Я знала, что и они ощущают нечто подобное. Быть может, искусство, красота, облегчали их вечный голод.

Если подумать искусство ведь есть форма протеста против естества. Искусство заставляет отрешиться от физических ощущений, от бытовых задач и проблем, от жизни в пределах только тела вообще. Ради искусства умирают, что является, по сути, прощанием с главнейшим из инстинктов. Высокая поэзия заключалась в том, что существа, обретшие разум, должны, в конце концов, обрести альтернативу животному существованию.

И, без сомнения, наша, человеческая сила в этом деле была велика. Мне казалось, что они поражены сейчас Тесеем куда больше, чем самый впечатлительный из нас. Даже воздух чувствовался застывшим, жутким в своем бездействии. Где-то здесь была Первая, и я видела, что Неоптолем смотрит куда-то высоко, поверх всех голов. На его губах была блуждающая, странная улыбка.

Что за глупости, подумала я, и почему он кинул апельсиновую корку?

Затем, потихоньку, люди начали расходиться. Сначала я услышала шепот, прошедшийся по залу, как волна, и сразу начался отлив. Кто-то, кому-то сказал, что можно уходить, и это было большим облегчением. Всем хотелось побыть наедине со своими мыслями, и прощание было скомканным. Люди уходили от Тесея, наполненные так сильно, что казались усталыми. Мне тоже было тяжело нести все, что я приобрела. Медея широко зевнула и сказала:

— Музыка прям...ну, вау!

Я кивнула. Тесей пожимал руки людям вокруг, недовольный, наверное, столь скудной их реакцией. Он и не понимал, как она глубока. На лице Тесея было капризное, детское выражение. Он выглядел просто чудо каким хорошеньким!

На обратном пути Медея без конца зевала, утомленная впечатлениями, а Гектор шел чуть позади, словно все еще раздумывал о тех чашах вина, возле которых простоял все время.

— А мы пойдем на Биеннале? — спросила Медея. Я кивнула, а потом чуть отстала, дождалась Гектора. Он сказал:

— Представляешь, апельсиновая корка! Надо же придумать такую дурость!

— Я тоже так подумала, — сказала я. — А теперь мне кажется, что это не так уж глупо.

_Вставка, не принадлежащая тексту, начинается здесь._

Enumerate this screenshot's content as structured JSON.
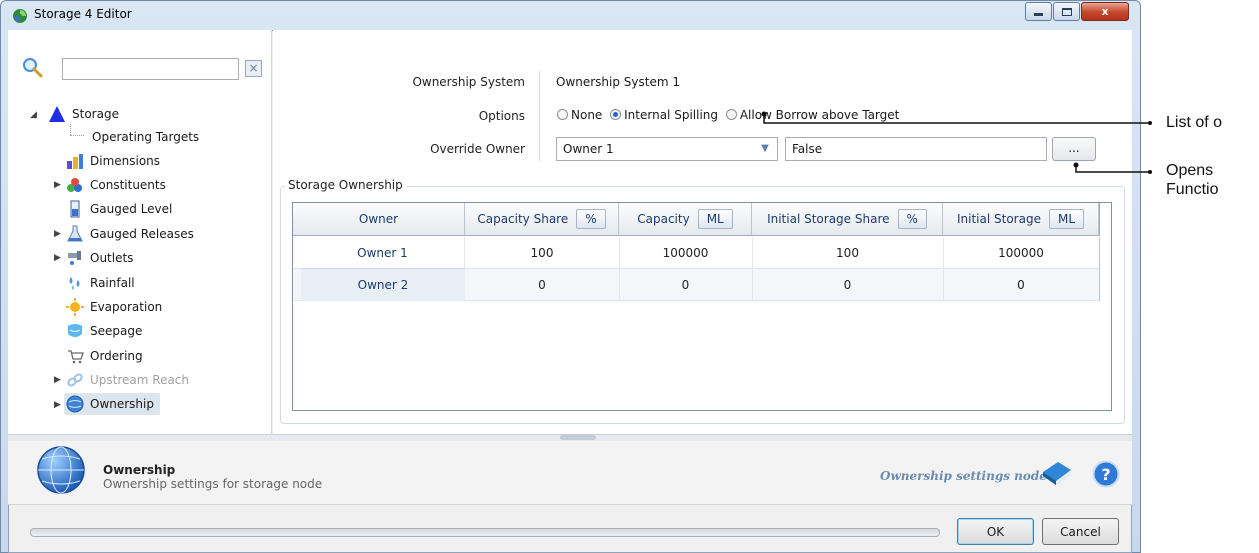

Южные бандиты, мафия, присылали апельсиновые косточки тем, кого собирались убить. А апельсиновые корки полностью противоположны косточкам. С такой точки зрения, это забавно.

Я засмеялась. Гектор сказал:

— Не вижу ничего забавного.

Я догнала Медею и сказала:

— Только зайдем домой, хорошо?

А дома, пока Гектор расхаживал по комнате, невероятно нервный, а Медея ела апельсин, я сушила на камином корку. В конце концов, я отдала ее Гектору.

— Пойдем? — спросила я.

— Не думаю, что меня хотят там видеть, — ответил он. Вид у Гектора был обиженный. Медея закатила глаза, так что почти одни белки остались. Я сказала:

— Не знаю, кто как, а я очень хочу, чтобы ты был там.

Он заворчал, но, когда мы собрались, вышел с нами. А я все думала, что с Гектором это просто. А как насчет Одиссея? В голове у меня все еще крутился сад и его умирающие цветы, незаметно они превратились в расцветшие на острых стеблях сердца и легкие.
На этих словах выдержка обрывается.